Direitos Humanos
3ª revisão do Brasil pela ONU demonstra longo caminho para a efetivação de Direitos Humanos
Por José Odeveza
Do Terra de Direitos
Nesta segunda e terça-feira (26 e 27/06), depois de quase 20 anos, o Brasil foi interpelado pelo Comitê de Direitos Humanos das Nações Unidas (ONU) sobre o 3° relatório periódico do país sobre o cumprimento do Pacto Internacional sobre os Direitos Civis e Políticos – um dos instrumentos que constituem a Carta Internacional de Direitos Humanos. O relatório brasileiro que deu início ao processo de revisão foi apresentado pelo governo de Jair Bolsonaro, com complementações da atual gestão de Luiz Inácio Lula da Silva.
O Brasil foi questionado por 18 peritos (as) independentes que compõem o órgão internacional. Entre os principais questionamentos estiveram as ações de combate a pandemia; violência de gênero e contra população LGBTQIA+; violência policial e situação carcerária; combate ao discurso de ódio Fake News e violência política; combate a corrupção; legislação sobre terrorismo; proteção a defensores de direitos humanos e ambientais; direitos dos povos indígenas e direitos territoriais; racismo e direitos da população afrodescendente; falhas no funcionamento do sistema de justiça; combate do trabalho escravo.
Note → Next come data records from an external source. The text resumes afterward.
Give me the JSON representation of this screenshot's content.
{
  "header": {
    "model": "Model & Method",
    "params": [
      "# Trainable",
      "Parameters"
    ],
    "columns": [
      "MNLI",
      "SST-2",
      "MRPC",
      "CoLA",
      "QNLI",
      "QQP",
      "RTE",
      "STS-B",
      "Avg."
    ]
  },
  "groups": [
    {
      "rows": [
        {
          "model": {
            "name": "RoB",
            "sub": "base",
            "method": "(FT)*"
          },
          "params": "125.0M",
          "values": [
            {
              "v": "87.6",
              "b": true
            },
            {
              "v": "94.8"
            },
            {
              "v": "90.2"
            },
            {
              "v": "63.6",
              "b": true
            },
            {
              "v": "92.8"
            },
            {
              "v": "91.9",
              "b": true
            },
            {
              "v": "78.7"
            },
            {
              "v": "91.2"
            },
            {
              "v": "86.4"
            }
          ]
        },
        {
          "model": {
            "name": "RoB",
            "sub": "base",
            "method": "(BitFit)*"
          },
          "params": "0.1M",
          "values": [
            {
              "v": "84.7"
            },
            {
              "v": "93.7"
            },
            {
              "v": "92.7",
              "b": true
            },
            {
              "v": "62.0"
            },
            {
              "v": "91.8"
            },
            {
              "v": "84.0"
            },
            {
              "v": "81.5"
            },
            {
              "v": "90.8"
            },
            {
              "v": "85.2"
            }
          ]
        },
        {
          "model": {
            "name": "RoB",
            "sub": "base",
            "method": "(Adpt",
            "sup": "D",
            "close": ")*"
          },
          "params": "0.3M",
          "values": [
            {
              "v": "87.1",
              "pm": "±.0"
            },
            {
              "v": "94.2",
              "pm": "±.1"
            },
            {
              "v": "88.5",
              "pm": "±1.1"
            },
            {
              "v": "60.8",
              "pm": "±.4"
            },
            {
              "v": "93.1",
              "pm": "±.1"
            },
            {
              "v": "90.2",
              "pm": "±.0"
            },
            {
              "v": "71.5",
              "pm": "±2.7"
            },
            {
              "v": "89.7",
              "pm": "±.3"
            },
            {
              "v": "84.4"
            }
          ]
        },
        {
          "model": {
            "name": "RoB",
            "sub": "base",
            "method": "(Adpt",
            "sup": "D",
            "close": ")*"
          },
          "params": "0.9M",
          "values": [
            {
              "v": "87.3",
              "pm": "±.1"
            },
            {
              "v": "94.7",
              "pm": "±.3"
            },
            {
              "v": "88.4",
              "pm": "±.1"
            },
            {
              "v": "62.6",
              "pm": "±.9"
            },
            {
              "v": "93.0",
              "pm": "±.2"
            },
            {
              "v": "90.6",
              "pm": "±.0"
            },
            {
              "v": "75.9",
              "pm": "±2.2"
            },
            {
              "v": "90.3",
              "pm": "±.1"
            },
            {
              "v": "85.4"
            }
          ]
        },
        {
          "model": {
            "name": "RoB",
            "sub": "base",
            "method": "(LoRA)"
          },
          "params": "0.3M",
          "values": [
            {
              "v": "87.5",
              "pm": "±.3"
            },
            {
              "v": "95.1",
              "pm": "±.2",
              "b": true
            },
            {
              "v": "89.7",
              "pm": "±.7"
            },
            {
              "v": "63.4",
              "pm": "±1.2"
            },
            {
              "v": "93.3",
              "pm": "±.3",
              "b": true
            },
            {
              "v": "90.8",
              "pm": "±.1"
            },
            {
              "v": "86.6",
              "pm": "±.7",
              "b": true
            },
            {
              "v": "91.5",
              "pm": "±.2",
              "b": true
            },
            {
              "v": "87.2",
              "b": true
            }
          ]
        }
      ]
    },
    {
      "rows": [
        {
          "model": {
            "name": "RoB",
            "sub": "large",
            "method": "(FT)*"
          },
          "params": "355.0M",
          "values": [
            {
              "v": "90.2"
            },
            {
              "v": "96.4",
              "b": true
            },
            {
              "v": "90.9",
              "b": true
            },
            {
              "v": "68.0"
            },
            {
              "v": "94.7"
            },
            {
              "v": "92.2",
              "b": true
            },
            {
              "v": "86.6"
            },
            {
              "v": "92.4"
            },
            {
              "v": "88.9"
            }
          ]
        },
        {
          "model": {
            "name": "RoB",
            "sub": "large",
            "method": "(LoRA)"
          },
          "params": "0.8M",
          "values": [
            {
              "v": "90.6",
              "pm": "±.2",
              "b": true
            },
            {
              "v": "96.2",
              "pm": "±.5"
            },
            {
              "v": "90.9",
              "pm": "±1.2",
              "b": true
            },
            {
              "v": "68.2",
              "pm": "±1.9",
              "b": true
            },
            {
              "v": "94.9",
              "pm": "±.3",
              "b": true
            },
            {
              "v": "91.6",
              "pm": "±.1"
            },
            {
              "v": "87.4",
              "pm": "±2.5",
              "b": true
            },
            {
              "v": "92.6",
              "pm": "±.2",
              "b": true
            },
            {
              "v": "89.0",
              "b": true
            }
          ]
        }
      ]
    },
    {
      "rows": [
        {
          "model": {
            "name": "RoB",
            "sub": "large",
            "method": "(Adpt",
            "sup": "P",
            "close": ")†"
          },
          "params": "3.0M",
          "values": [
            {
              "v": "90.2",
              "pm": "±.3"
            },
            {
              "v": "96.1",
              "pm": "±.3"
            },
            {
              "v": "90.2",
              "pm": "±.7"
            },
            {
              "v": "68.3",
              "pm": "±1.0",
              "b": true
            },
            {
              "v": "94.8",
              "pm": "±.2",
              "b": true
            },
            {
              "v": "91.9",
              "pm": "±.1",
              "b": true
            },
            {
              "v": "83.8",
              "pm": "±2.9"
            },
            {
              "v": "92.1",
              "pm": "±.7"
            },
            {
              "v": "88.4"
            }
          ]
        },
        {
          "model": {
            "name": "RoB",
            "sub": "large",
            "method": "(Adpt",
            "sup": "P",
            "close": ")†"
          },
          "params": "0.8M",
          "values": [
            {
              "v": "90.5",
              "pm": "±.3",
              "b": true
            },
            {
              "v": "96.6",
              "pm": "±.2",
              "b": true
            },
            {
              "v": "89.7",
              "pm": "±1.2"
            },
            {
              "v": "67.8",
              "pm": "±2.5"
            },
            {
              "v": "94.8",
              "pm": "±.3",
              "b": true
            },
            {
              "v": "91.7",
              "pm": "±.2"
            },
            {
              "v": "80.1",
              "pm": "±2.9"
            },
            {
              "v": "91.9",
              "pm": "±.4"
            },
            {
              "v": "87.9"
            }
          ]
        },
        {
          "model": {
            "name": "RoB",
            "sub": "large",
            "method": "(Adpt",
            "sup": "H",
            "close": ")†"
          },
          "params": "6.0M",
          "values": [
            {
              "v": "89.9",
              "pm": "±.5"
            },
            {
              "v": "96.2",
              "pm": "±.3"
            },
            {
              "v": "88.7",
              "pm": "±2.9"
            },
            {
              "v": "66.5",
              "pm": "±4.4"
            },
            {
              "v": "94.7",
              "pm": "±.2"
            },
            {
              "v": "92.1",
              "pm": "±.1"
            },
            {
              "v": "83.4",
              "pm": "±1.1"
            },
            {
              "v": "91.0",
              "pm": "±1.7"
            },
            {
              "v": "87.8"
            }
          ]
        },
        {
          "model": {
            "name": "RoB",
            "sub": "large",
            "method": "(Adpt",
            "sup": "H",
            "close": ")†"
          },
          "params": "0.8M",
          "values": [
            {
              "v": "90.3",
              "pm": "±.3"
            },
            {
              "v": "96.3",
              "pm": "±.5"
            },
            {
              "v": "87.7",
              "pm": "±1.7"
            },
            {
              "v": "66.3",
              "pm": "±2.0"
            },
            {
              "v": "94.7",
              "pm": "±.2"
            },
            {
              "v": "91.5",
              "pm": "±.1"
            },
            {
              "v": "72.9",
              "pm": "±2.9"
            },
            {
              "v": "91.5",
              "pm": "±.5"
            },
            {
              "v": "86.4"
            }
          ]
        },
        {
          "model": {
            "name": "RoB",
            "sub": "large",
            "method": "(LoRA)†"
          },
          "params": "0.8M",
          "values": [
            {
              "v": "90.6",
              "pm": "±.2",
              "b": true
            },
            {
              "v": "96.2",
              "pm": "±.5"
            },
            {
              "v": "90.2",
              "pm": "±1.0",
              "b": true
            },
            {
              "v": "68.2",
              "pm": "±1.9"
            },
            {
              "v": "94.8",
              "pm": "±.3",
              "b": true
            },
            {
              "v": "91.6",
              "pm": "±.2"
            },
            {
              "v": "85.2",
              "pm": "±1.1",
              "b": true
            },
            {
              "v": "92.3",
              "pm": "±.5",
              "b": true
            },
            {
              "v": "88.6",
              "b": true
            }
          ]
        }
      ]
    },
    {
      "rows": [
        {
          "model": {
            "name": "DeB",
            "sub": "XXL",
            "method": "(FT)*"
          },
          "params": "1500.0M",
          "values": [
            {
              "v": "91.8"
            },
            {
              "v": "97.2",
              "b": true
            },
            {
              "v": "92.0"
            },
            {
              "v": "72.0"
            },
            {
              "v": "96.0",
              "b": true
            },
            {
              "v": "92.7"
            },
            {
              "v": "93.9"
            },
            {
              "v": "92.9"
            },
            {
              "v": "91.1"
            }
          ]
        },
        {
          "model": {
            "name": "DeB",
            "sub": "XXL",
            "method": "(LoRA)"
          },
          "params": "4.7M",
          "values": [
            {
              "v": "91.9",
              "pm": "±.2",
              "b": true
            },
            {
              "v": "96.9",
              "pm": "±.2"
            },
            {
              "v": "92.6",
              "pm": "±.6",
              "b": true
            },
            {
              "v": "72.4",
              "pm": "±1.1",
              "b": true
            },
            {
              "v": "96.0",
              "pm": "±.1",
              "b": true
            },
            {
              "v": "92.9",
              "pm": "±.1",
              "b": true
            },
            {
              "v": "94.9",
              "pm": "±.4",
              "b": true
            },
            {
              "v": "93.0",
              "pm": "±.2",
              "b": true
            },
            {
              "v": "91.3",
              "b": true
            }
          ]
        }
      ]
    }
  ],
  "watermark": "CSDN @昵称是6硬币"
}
Na avaliação da coordenadora de incidência e litigância internacional da Terra de Direitos, Camila Gomes, “os peritos que analisaram o estado brasileiro estavam muito antenados e munidos de informações sobre a situação dos direitos humanos no Brasil”, muitas das quais fornecidas pela sociedade civil. A advogada pontua que a proteção territorial para mitigação de conflitos foi objeto de diversas recomendações feitas pelo Comitê. “No relatório apresento ao Comitê, nós enfatizamos a importância da proteção territorial para a garantia de uma série de direitos previstos no PIDCP, além da sua relação direta com o direito de acesso aos recursos naturais. Esse debate foi fortemente aceito pelo Comitê que ressaltou a necessidade de demarcação de territórios indígenas e da retomada da proteção do direito à terra no país”.
O Pacto Internacional estabelece a obrigação dos Estados-partes promoverem e protegerem garantias essenciais. Entre elas liberdade de pensamento, de consciência e de religião; direito à vida, a não ser submetido à escravidão e ao tráfico de pessoas; não ser submetido à tortura, penas ou tratamento cruéis; igualdade perante tribunais e cortes de Justiça; ter direito à liberdade e à segurança pessoal e, também, à livre circulação. Nas reuniões do Comitê, os Estados-partes apresentam relatórios em que informam ações e medidas adotadas para cumprir o Pacto.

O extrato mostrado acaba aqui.